Dengan mengkaji beberapa riwayat berkenaan dengan amalan-amalan tentang keutamaan Masjid Kufah dan Masjid Sahlah, akan jelas bahwa tidak ada perintah dari para Imam Maksum As tentang pelaksanaan amalan-amalan itu di satu tempat saja, akan tetapi beliau mengajarkan sebuah doa dan salat kepada seorang sahabat dan beliau mengajarkan salat dan doa lain kepada sahabat yang lain, berdasarkan hal ini kita tidak perlu mendesak dan memerintahkan para peziarah melakukan seluruh amalan masjid tersebut.
Dengan merujuk kepada ajaran-ajaran agama, maka kita akan mengetahui bahwa ibadah-ibadah yang sifatnya mustahab (sunnah) itu tidak boleh ada unsur paksaan bagi diri, karena tidak akan banyak mendapat hasil dan manfaat yang baik, dan bahkan betapa banyak dari amalan-amalan yang dipaksakan memberikan hasil yang sebaliknya serta menghilangkan ibadah dan munajat dari manusia.
Dengan demikian, untuk lebih banyak mengambil manfaat dari ibadah jamaah, maka sangat urgen memperhatikan kemampuan dan kapasitas setiap orang, khususnya orang-orang tua, ibu-ibu dan anak-anak. Demikian pula harus dicamkan bahwa pelaksanaan ibadah pada satu tempat tertentu terkadang punya ciri khas tersendiri. Oleh karena itu, tidak boleh diubah seenaknya. Tentunya, harus ditegaskan bahwa setiap munajat kepada Allah Swt itu mengandung nilai dan pahala.
Di antara Masjid-masjid yang keutamaan dan amalan-amalannya banyak yang disebutkan dalam berbagai riwayat adalah Masjid Kufah dan Masjid Sahlah yang keberadaannya itu kembali kepada masa pra Islam dan begitu banyak nabi-nabi sebelumnya – sebagaimana akan kita sebutkan nanti – yang melakukan salat dan doa pada kedua masjid ini.
Dengan mengkaji dan melakukan studi atas riwayat-riwayat yang berkenaan dengan keutamaan serta amalan-amalan pada kedua masjid ini, akan menjadi jelas bahwa anjuran atau perintah yang datang dari para Imam Maksum As adalah dalam bentuk keseluruhan dan tidak dalam bentuk perorangan, sehingga sebagai sebuah salat atau doa, kesemua orang mesti dan berkewajiban menjaganya.

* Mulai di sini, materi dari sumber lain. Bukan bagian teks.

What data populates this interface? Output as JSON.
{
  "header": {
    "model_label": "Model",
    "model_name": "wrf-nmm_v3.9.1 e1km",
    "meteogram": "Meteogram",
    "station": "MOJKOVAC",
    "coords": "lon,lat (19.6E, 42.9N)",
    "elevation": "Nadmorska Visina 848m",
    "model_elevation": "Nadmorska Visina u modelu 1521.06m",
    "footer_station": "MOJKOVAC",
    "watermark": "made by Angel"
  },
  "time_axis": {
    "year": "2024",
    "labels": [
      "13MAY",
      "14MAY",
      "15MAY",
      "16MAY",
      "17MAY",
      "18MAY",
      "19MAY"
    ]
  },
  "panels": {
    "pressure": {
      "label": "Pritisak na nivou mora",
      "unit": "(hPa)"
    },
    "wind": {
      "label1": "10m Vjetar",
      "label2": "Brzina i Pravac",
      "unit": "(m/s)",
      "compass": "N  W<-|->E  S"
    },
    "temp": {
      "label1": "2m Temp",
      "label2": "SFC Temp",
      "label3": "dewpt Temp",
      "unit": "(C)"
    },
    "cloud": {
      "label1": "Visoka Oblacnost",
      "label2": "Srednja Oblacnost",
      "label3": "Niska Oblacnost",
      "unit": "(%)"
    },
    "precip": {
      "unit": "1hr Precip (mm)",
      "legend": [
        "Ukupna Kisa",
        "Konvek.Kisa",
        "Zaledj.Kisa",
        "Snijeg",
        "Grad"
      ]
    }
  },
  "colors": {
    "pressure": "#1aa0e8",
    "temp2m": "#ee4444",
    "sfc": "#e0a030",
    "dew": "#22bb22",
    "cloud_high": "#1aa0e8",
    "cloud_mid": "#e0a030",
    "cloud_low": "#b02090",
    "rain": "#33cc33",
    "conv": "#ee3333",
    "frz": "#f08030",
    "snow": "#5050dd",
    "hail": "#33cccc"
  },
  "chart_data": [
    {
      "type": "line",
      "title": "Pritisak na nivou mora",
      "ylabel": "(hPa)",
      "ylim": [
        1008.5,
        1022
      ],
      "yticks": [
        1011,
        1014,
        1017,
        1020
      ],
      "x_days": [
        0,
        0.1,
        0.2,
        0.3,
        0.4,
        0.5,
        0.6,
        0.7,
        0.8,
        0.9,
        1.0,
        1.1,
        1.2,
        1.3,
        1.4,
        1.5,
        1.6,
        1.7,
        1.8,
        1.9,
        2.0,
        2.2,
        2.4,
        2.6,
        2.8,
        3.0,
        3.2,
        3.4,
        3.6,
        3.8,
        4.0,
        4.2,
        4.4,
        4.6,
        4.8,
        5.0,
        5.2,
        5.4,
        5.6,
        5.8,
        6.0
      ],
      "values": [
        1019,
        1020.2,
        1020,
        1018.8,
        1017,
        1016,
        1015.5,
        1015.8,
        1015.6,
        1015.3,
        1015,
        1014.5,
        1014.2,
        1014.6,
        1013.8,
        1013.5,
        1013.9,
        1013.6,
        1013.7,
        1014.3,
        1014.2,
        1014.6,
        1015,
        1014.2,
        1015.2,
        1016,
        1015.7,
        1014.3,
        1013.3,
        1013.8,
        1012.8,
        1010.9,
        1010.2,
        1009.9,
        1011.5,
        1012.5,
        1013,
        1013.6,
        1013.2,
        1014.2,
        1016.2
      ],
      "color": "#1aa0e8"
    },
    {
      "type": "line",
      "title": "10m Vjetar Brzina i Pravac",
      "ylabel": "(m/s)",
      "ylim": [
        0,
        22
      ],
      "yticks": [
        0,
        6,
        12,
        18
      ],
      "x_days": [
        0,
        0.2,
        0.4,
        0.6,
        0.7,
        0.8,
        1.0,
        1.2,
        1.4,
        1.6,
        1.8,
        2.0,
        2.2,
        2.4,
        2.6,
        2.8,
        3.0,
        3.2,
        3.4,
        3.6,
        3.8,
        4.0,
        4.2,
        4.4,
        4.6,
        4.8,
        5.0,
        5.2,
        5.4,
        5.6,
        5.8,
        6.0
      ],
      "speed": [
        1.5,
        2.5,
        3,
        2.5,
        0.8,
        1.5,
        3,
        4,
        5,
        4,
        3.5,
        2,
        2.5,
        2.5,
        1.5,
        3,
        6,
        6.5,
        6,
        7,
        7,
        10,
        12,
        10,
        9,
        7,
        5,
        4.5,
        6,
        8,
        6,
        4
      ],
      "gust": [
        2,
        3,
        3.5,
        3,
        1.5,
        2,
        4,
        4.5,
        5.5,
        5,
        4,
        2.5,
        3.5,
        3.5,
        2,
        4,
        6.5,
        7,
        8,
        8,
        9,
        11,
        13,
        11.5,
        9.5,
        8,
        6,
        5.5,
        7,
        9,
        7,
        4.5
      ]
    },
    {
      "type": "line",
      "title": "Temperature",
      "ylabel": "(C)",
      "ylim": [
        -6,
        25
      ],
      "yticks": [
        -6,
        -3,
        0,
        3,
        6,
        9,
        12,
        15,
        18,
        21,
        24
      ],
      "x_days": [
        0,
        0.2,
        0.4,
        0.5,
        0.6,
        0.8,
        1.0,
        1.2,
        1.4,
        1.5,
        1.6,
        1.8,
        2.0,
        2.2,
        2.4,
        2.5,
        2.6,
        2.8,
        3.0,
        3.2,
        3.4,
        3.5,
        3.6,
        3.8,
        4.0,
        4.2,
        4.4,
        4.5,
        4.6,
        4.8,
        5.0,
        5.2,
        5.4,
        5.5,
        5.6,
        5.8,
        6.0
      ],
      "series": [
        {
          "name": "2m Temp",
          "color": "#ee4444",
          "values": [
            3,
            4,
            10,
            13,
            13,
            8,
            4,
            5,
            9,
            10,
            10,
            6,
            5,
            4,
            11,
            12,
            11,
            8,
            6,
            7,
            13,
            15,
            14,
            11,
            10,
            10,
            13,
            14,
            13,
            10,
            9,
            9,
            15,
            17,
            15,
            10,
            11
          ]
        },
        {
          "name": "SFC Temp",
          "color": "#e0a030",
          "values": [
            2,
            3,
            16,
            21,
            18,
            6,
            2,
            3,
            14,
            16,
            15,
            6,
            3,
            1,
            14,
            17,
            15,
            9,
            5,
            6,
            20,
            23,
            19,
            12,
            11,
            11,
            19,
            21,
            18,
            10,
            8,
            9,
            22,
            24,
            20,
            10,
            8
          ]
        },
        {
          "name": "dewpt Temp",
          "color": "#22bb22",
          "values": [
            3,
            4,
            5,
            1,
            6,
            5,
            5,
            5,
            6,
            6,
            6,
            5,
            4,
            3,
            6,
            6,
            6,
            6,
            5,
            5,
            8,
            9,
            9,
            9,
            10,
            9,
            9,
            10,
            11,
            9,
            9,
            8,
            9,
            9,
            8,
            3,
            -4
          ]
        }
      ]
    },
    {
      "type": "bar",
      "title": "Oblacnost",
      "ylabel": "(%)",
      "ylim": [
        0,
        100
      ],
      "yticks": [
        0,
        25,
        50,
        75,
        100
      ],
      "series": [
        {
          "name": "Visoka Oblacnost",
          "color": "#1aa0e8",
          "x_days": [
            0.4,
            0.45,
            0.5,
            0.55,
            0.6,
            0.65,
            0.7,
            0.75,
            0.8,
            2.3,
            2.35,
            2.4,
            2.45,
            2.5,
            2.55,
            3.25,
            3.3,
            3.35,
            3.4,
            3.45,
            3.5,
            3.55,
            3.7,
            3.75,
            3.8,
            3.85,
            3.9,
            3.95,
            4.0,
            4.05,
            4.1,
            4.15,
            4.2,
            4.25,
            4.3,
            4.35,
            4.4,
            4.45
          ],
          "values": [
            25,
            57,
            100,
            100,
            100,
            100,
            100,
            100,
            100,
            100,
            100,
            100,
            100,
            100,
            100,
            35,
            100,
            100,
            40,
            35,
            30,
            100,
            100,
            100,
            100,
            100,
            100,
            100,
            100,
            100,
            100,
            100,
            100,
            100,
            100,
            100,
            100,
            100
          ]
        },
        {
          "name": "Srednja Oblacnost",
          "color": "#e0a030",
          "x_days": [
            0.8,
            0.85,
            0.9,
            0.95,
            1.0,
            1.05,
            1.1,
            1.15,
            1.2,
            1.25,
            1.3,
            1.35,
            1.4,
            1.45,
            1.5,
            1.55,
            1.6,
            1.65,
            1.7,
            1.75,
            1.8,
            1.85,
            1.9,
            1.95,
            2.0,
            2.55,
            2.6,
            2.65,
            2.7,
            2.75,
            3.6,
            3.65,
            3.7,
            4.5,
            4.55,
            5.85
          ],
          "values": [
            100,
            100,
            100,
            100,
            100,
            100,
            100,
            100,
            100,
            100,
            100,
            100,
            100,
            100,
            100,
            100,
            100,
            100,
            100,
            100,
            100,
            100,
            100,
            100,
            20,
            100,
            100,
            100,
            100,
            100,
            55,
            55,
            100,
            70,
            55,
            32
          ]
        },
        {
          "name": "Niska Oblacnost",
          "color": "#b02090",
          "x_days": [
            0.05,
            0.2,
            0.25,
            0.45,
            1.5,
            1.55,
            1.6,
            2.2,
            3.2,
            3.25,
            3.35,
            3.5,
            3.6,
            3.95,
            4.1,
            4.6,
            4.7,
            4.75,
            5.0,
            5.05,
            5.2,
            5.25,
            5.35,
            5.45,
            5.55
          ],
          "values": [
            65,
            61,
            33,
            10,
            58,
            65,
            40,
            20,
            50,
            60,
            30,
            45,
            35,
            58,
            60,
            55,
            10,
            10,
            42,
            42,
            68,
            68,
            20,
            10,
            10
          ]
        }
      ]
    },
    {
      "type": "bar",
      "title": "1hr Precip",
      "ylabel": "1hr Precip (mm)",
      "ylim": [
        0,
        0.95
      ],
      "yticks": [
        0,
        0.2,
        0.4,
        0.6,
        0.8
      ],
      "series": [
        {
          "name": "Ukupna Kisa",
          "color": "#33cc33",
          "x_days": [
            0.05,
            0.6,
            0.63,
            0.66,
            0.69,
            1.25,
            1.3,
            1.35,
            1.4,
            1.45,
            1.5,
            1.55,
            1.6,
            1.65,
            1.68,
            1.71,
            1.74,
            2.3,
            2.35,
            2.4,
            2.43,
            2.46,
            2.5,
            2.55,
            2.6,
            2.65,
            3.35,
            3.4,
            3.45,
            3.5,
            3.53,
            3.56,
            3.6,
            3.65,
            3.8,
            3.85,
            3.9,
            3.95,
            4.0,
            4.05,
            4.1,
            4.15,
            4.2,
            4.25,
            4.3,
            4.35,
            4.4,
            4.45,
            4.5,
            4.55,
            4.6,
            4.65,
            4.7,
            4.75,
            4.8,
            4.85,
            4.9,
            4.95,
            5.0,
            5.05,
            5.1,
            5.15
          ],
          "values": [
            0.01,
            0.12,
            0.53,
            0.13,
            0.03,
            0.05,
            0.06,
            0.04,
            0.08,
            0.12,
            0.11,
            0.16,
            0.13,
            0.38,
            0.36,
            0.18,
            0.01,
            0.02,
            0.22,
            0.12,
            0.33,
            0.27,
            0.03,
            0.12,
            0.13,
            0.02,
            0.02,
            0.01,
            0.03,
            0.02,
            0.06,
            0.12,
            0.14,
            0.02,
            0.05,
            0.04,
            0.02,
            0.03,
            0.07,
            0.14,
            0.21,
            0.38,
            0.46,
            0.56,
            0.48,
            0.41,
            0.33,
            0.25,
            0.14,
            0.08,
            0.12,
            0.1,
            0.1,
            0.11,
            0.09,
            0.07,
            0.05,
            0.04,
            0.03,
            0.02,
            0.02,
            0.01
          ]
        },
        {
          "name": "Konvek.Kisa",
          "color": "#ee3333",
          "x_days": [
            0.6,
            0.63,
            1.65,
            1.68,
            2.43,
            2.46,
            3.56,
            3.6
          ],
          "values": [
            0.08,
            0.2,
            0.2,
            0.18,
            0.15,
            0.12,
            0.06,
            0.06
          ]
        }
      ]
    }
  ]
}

Di sini kiranya kita perlu mencamkan dua poin berikut ini:
Poin pertama: ibadah-ibadah yang ada dalam riwayat-riwayat harus dijelaskan apa adanya dan sesuai dengan apa yang disebutkan dalam hadits itu serta sama sekali kita tidak punya hak untuk mengintervensi dan merubahnya. Abdullah bin Sinan berkata: Terkait dengan masalah ini, Imam Keenam As bersabda: ”Akan datang suatu masa dimana kalian tinggal tanpa ada imam dan pemimpin dan beragam kesamaran (syubhat) akan meliputi diri kalian, kemudian beliau bersabda bahwa pada ketika itu tidak ada satu pun yang selamat kecuali orang yang membaca doa ghariq. Saya bertanya penasaran : ”Seperti apa gerangan doa ghariq itu? Beliau As bersabda: “Membaca doa:” Ya Allah Ya Rahman Ya Rahim Ya Muqallibal Qulub Tsabbit Qalbi ‘ala Dinik.” (Ya Allah, Yang Maha Pengasih, Yang Maha Penyayang, Yang membolak-balikkan hati-hati, teguhkanlah hatiku dalam menjalankan agamamu).
Perawi berkata: “Saya membaca doa ini dan kata saya menambahkan kepadanya kata al-Abshâr, yakni wahai yang membolak-balikkan hati dan mata, Imam As kemudian menegur dan bersabda: Betul bahwa Allah Swt adalah “yang membolak-balikkan hati dan mata”, namun Anda harus membaca doa sebagaimana yang kami ajarkan kepadamu dan jangan sekali-kali menambahkan sesuatu padanya.”[1]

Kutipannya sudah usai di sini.